Concluding with the observation, “So I’m living backwards/The past is all I see,” Chandler hardly seems optimistic for the future. One wonders if the guitarist was aware that he was about to lose his lead singer once again. If Weinrich had already made his intentions to leave known, the lyrics sting on a whole other level. Everything that Chandler devoted his life to is crumbling. No wonder the “The past is all I see” is repeated as a couplet.
The lyrics are depressing but the music is upbeat. The Sabbath influence that molded the Saint Vitus sound is clear as chugging power chords drive the rhythm. Still, Dave Chandler has his own vibe. A piercing note drenched in feedback introduces a guitar solo that is manic and unrestrained. Chandler is clearly enjoying himself as he battles with his squealing overdriven amp. It’s the sound of a man doing what he loves.
When Wino and Chandler write together, the results are impressive. There has never been a finer example of their unique chemistry than “I Bleed Black.” It’s an epic song that has become a Saint Vitus classic in the same vein as “Born Too Late.”
The riff is simple but heavy. This song could be mistaken for Black Sabbath. Great dissonant trills separate fat power chords that ooze saturation. Acosta hits the drums with force. He creates a huge soundstage for the band to paint their image of a tortured, defiant man of pride.
The vocal performance is a major component behind the song’s impact. Wino is a master of phrasing. When a particular line resonates, Weinrich spits out key phrases with an attitude that you feel in the gut. Already an intimidating presence, the dark lyrics become him.
Vocals are precisely what set “When Emotion Dies” apart. A haunting duet, the subdued voice of Dave Chandler is silhouetted by female vocals. This odd union plays out over clean guitars. A vision of gloom between two loud slabs of metal, it’s a welcome addition to an otherwise heavy album.
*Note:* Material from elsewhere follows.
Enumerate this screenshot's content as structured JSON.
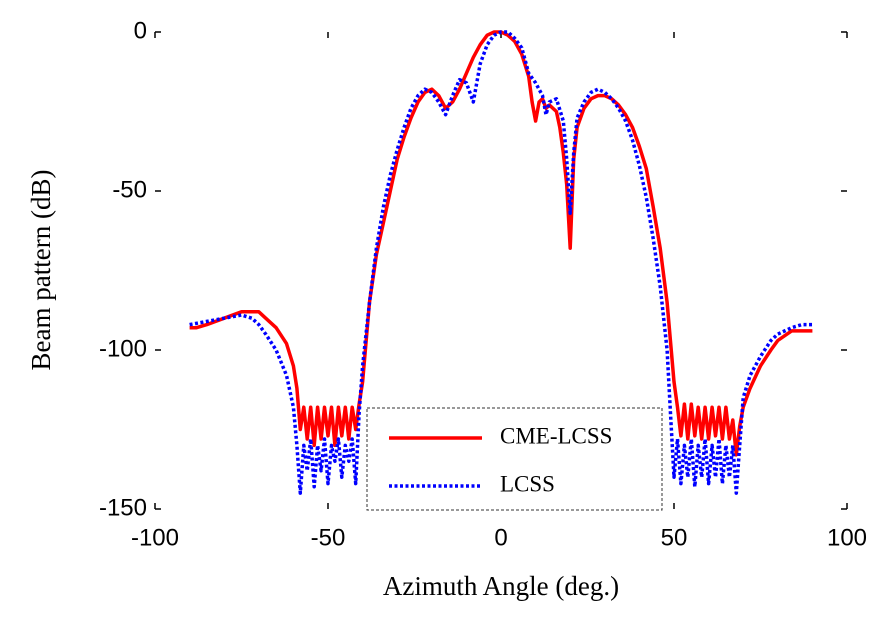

Side two gives both songwriters moments to shine. “Ice Monkey” is the only composition written solely by Wino. “Jack Frost” is a tale of winter that features a section of isolated guitars. Basically, they set Chandler loose in a recording studio with a whammy bar and Marshall stack. “Angry Man” features a rare Mark Adams songwriting credit while album closer “Mind Food,” is an ode to the band’s professed love of psychedelics.
The only downside to V is that it marks the beginning of Wino’s decade long absence from Saint Vitus. Of course it wasn’t all for nothing. Wino gave us The Obsessed and Spirit Caravan. Saint Vitus would release an album with yet another singer before a short-lived reunion with Scott Reagers. Still, because V was such a solid, concentrated album, one always wondered what would have come next had Wino remained with the group.
Fortunately it’s no longer a mystery. After reuniting and playing several well-received shows, the band went into the studio with Wino once again. The result was Lillie F-65, a heavy doom record that seemingly picked up exactly where V left off. With V back in print, it’s the perfect time to revisit or discover this high mark in the storied history of Saint Vitus.